Mein Selbstbild ist in der letzen Zeit ordentlich ins Wanken geraten. Dabei ist mir klar geworden, dass es überhaupt nicht mehr um die Frage geht, wer ich bin, sondern darum, was ich bin. Der Unterschied in der Fragestellung ist gewaltig. Mich ernsthaft darauf einzulassen wird meine bisherige Sicht von der Welt und mir ordentlich auf den Kopf stellen. Da bin ich mir sicher.

Nur darf man die Frage „was ich bin“ nicht mit Sozialangaben beantworten, also nicht mit „verheiratet, 69 Jahre, Jurist, 2 Kinder“, sondern indem man das letzte Beschreibbare zu benennen sucht, etwa so, wie die Physiker um die Jahrhundertwende unter anderem Wissen wollen, aus was Materie eigentlich besteht, dabei ganz genau hinschauten und das entdeckten, was wir heute Quantenphysik nennen.

Aber von vorne. Die Welt, das sind wir, wir alle zusammen, alles, was über Bewusstsein verfügt. Also nicht nur wir Menschen, aber vor allem wir Menschen. Nicht umsonst haben wir das komplexeste Gehirn unter den Lebewesen der Welt. Doch das bedeutet nicht, dass sich dessen jeder Mensch bewusst wäre.

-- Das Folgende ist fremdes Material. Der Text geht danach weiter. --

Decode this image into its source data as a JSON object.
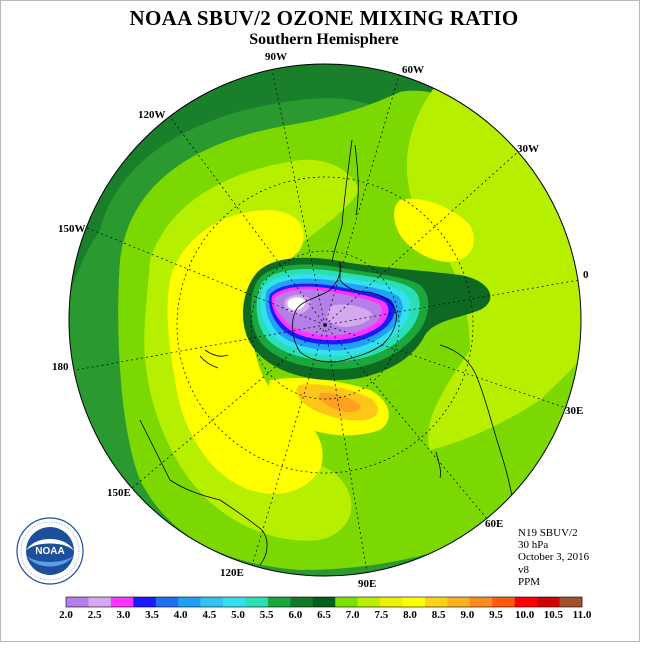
{
  "title": "NOAA SBUV/2 OZONE MIXING RATIO",
  "subtitle": "Southern Hemisphere",
  "longitude_labels": [
    "90W",
    "60W",
    "120W",
    "30W",
    "150W",
    "0",
    "180",
    "30E",
    "150E",
    "60E",
    "120E",
    "90E"
  ],
  "info": {
    "satellite": "N19 SBUV/2",
    "level": "30 hPa",
    "date": "October 3, 2016",
    "version": "v8",
    "units": "PPM"
  },
  "logo": {
    "text": "NOAA",
    "ring_text": "NATIONAL OCEANIC AND ATMOSPHERIC ADMINISTRATION · U.S. DEPARTMENT OF COMMERCE"
  },
  "colorbar": {
    "labels": [
      "2.0",
      "2.5",
      "3.0",
      "3.5",
      "4.0",
      "4.5",
      "5.0",
      "5.5",
      "6.0",
      "6.5",
      "7.0",
      "7.5",
      "8.0",
      "8.5",
      "9.0",
      "9.5",
      "10.0",
      "10.5",
      "11.0"
    ],
    "colors": [
      "#b57fe8",
      "#d5a9f0",
      "#ff33ff",
      "#1a1aff",
      "#1f6ff2",
      "#22a0f5",
      "#33c3f0",
      "#33e0f0",
      "#2adfb8",
      "#1aa83c",
      "#127a2b",
      "#005f1c",
      "#7ee000",
      "#b9f000",
      "#eef000",
      "#ffff00",
      "#ffd21a",
      "#ffb020",
      "#ff8c1a",
      "#ff5a10",
      "#ff0000",
      "#d00000",
      "#a0522d"
    ]
  }
}
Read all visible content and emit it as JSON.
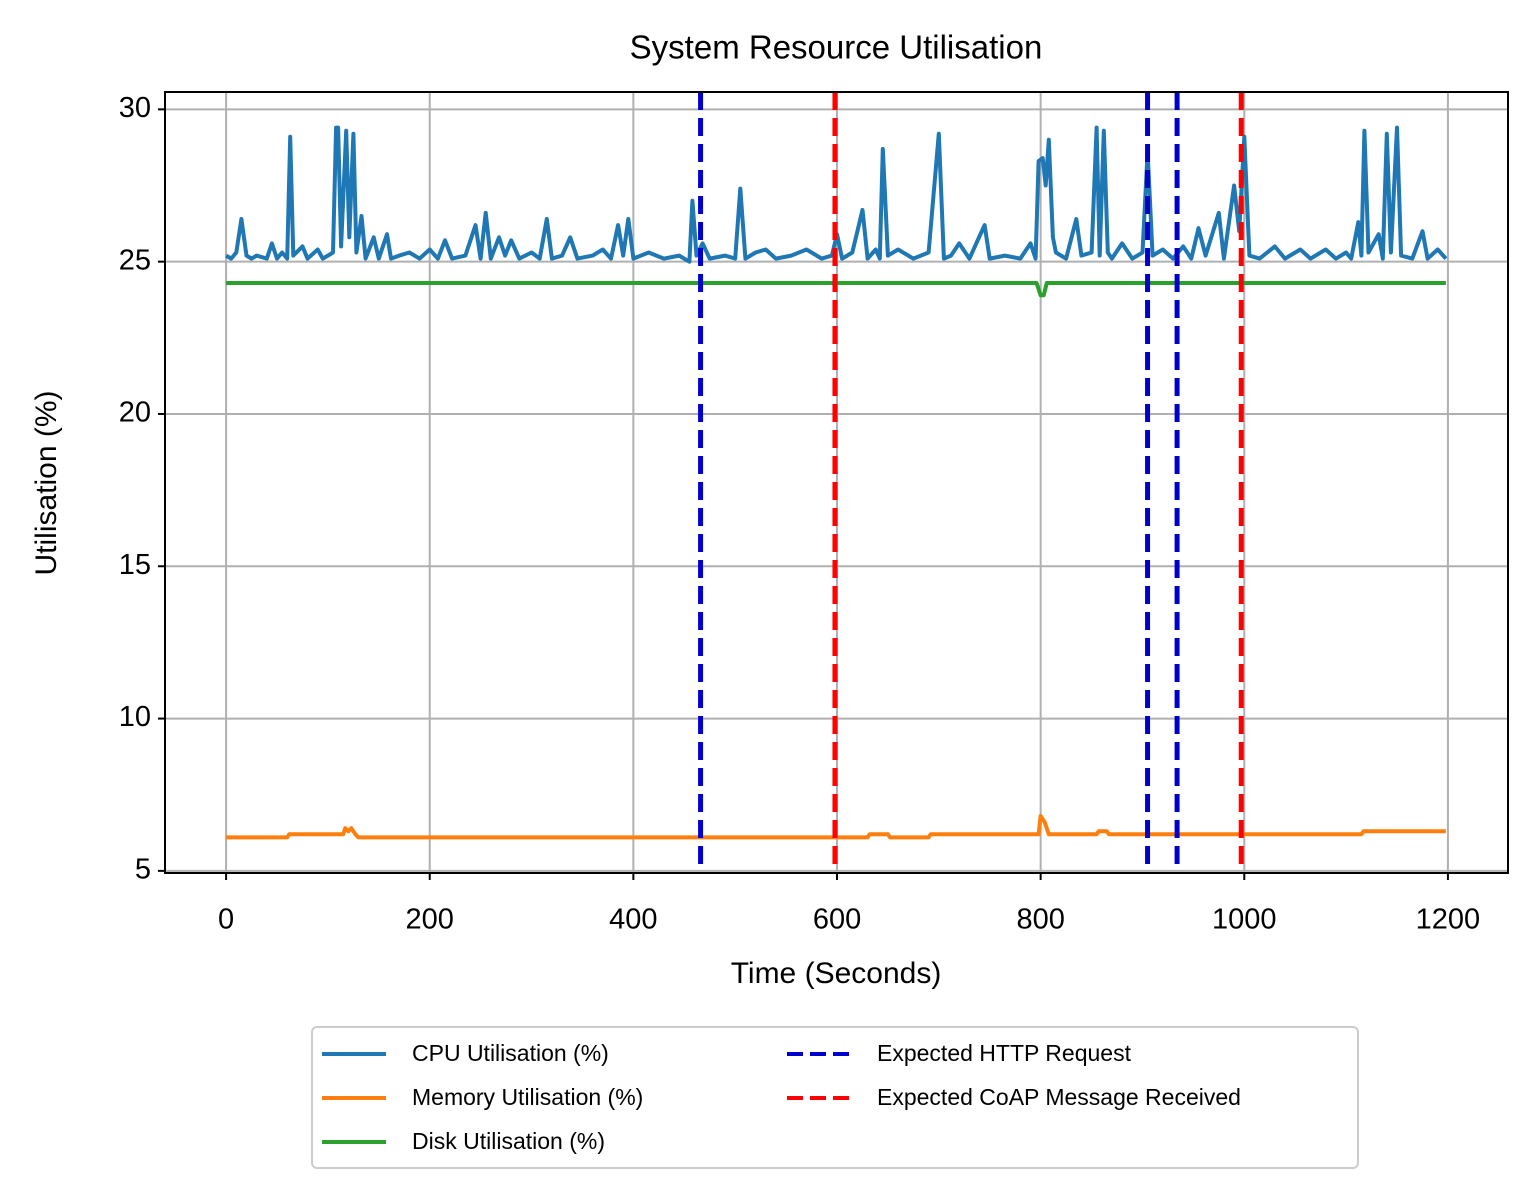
{
  "chart_data": {
    "type": "line",
    "title": "System Resource Utilisation",
    "x_label": "Time (Seconds)",
    "y_label": "Utilisation (%)",
    "xlim": [
      -60,
      1259
    ],
    "ylim": [
      4.93,
      30.57
    ],
    "xticks": [
      0,
      200,
      400,
      600,
      800,
      1000,
      1200
    ],
    "yticks": [
      5,
      10,
      15,
      20,
      25,
      30
    ],
    "grid": true,
    "legend_position": "below",
    "legend_columns": 2,
    "series": [
      {
        "name": "CPU Utilisation (%)",
        "color": "#1f77b4",
        "x": [
          0,
          5,
          10,
          15,
          20,
          25,
          30,
          40,
          45,
          50,
          55,
          60,
          63,
          66,
          75,
          80,
          90,
          95,
          100,
          105,
          108,
          110,
          113,
          118,
          121,
          125,
          128,
          133,
          137,
          145,
          150,
          158,
          162,
          170,
          180,
          190,
          200,
          208,
          215,
          222,
          235,
          245,
          250,
          255,
          260,
          268,
          274,
          280,
          288,
          300,
          308,
          315,
          320,
          330,
          338,
          345,
          360,
          370,
          378,
          385,
          390,
          395,
          400,
          415,
          430,
          445,
          455,
          458,
          462,
          468,
          475,
          490,
          500,
          505,
          510,
          520,
          530,
          540,
          555,
          570,
          585,
          595,
          600,
          605,
          615,
          625,
          630,
          638,
          642,
          645,
          650,
          660,
          675,
          690,
          700,
          705,
          712,
          720,
          730,
          745,
          750,
          765,
          780,
          790,
          795,
          798,
          802,
          805,
          808,
          812,
          815,
          825,
          835,
          840,
          850,
          855,
          858,
          862,
          866,
          870,
          880,
          890,
          900,
          905,
          910,
          920,
          930,
          940,
          948,
          955,
          962,
          975,
          980,
          990,
          995,
          1000,
          1005,
          1015,
          1030,
          1040,
          1055,
          1065,
          1080,
          1090,
          1100,
          1105,
          1112,
          1115,
          1118,
          1122,
          1132,
          1136,
          1140,
          1144,
          1150,
          1154,
          1165,
          1175,
          1180,
          1190,
          1198
        ],
        "values": [
          25.2,
          25.1,
          25.3,
          26.4,
          25.2,
          25.1,
          25.2,
          25.1,
          25.6,
          25.1,
          25.3,
          25.1,
          29.1,
          25.2,
          25.5,
          25.1,
          25.4,
          25.1,
          25.2,
          25.3,
          29.4,
          29.4,
          25.5,
          29.3,
          25.8,
          29.2,
          25.3,
          26.5,
          25.1,
          25.8,
          25.1,
          25.9,
          25.1,
          25.2,
          25.3,
          25.1,
          25.4,
          25.1,
          25.7,
          25.1,
          25.2,
          26.2,
          25.1,
          26.6,
          25.1,
          25.8,
          25.2,
          25.7,
          25.1,
          25.3,
          25.1,
          26.4,
          25.1,
          25.2,
          25.8,
          25.1,
          25.2,
          25.4,
          25.1,
          26.2,
          25.2,
          26.4,
          25.1,
          25.3,
          25.1,
          25.2,
          25.0,
          27.0,
          25.2,
          25.6,
          25.1,
          25.2,
          25.1,
          27.4,
          25.1,
          25.3,
          25.4,
          25.1,
          25.2,
          25.4,
          25.1,
          25.2,
          25.9,
          25.1,
          25.3,
          26.7,
          25.1,
          25.4,
          25.1,
          28.7,
          25.2,
          25.4,
          25.1,
          25.3,
          29.2,
          25.1,
          25.2,
          25.6,
          25.1,
          26.2,
          25.1,
          25.2,
          25.1,
          25.6,
          25.1,
          28.3,
          28.4,
          27.5,
          29.0,
          25.8,
          25.3,
          25.1,
          26.4,
          25.2,
          25.3,
          29.4,
          25.2,
          29.3,
          25.3,
          25.1,
          25.6,
          25.1,
          25.3,
          28.6,
          25.2,
          25.4,
          25.1,
          25.5,
          25.1,
          26.1,
          25.2,
          26.6,
          25.1,
          27.5,
          26.0,
          29.1,
          25.2,
          25.1,
          25.5,
          25.1,
          25.4,
          25.1,
          25.4,
          25.1,
          25.3,
          25.1,
          26.3,
          25.2,
          29.3,
          25.3,
          25.9,
          25.1,
          29.2,
          25.3,
          29.4,
          25.2,
          25.1,
          26.0,
          25.1,
          25.4,
          25.1
        ]
      },
      {
        "name": "Memory Utilisation (%)",
        "color": "#ff7f0e",
        "x": [
          0,
          60,
          62,
          115,
          117,
          120,
          123,
          127,
          130,
          630,
          632,
          650,
          652,
          690,
          692,
          798,
          800,
          804,
          808,
          855,
          857,
          865,
          867,
          1115,
          1117,
          1198
        ],
        "values": [
          6.1,
          6.1,
          6.2,
          6.2,
          6.4,
          6.3,
          6.4,
          6.2,
          6.1,
          6.1,
          6.2,
          6.2,
          6.1,
          6.1,
          6.2,
          6.2,
          6.8,
          6.6,
          6.2,
          6.2,
          6.3,
          6.3,
          6.2,
          6.2,
          6.3,
          6.3
        ]
      },
      {
        "name": "Disk Utilisation (%)",
        "color": "#2ca02c",
        "x": [
          0,
          796,
          800,
          803,
          806,
          1198
        ],
        "values": [
          24.3,
          24.3,
          23.9,
          23.9,
          24.3,
          24.3
        ]
      }
    ],
    "vertical_lines": [
      {
        "name": "Expected HTTP Request",
        "color": "#0000cc",
        "style": "dashed",
        "x": [
          466,
          905,
          934
        ]
      },
      {
        "name": "Expected CoAP Message Received",
        "color": "#ff0000",
        "style": "dashed",
        "x": [
          598,
          997
        ]
      }
    ]
  }
}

Auch eine Fliege, Stechmücke oder Motte trifft Entscheidungen. Das merkt man sehr schnell, wenn man sie erschlagen möchte. Und schon sind sie weg. Was ich natürlich bei Fliegen nicht tue, den die schaden mir nicht. Und selbst ein Einzeller wie der Blob gestaltet die Welt. Er stellt so ziemlich alles in Frage, was der Mensch über intelligentes Leben zu wissen glaubt. Was den Menschen so richtig von seinem Intelligenzthron herunterholt.

Durch den Blob habe ich endlich gelernt oder begriffen, dass Intelligenz nichts mit Gehirnen zu tun hat. Er kann komplexe Probleme lösen und zeigt erstaunliche Lern- und Kommunikationsfähigkeiten. Das Gehirn ist eher so etwas wie der Datenspeicher und der Rechenchip an meinem Computer. Nur dass ihn das nicht „intelligent“ macht, nur funktionsfähig. Seine „Intelligenz“ bekommt er durch die Programme.

Dass das mich und uns alle von dem Sockel herunter holt, auf den wir uns so gerne stellen, tut erst einmal weh, aber es ist ziemlich heilsam. Und je mehr ich darüber nachdenke, desto interessanter ist es. Denn das bedeutet für mich letztlich, dass ich über viel mehr Möglichkeiten verfüge, als ich bisher gedacht habe. 

Wenn ich sehe, was ein Einzeller kann, was kann dann erst ich? Faszinierend. Doch das setzt voraus, dass ich mich davon löse mich zu fragen, wer ich bin, denn das verhindert darüber nachzudenken, was ich bin. Das aber ist die entscheidende Frage, denn meine wahre Natur liegt im „was“, nicht im „wer“.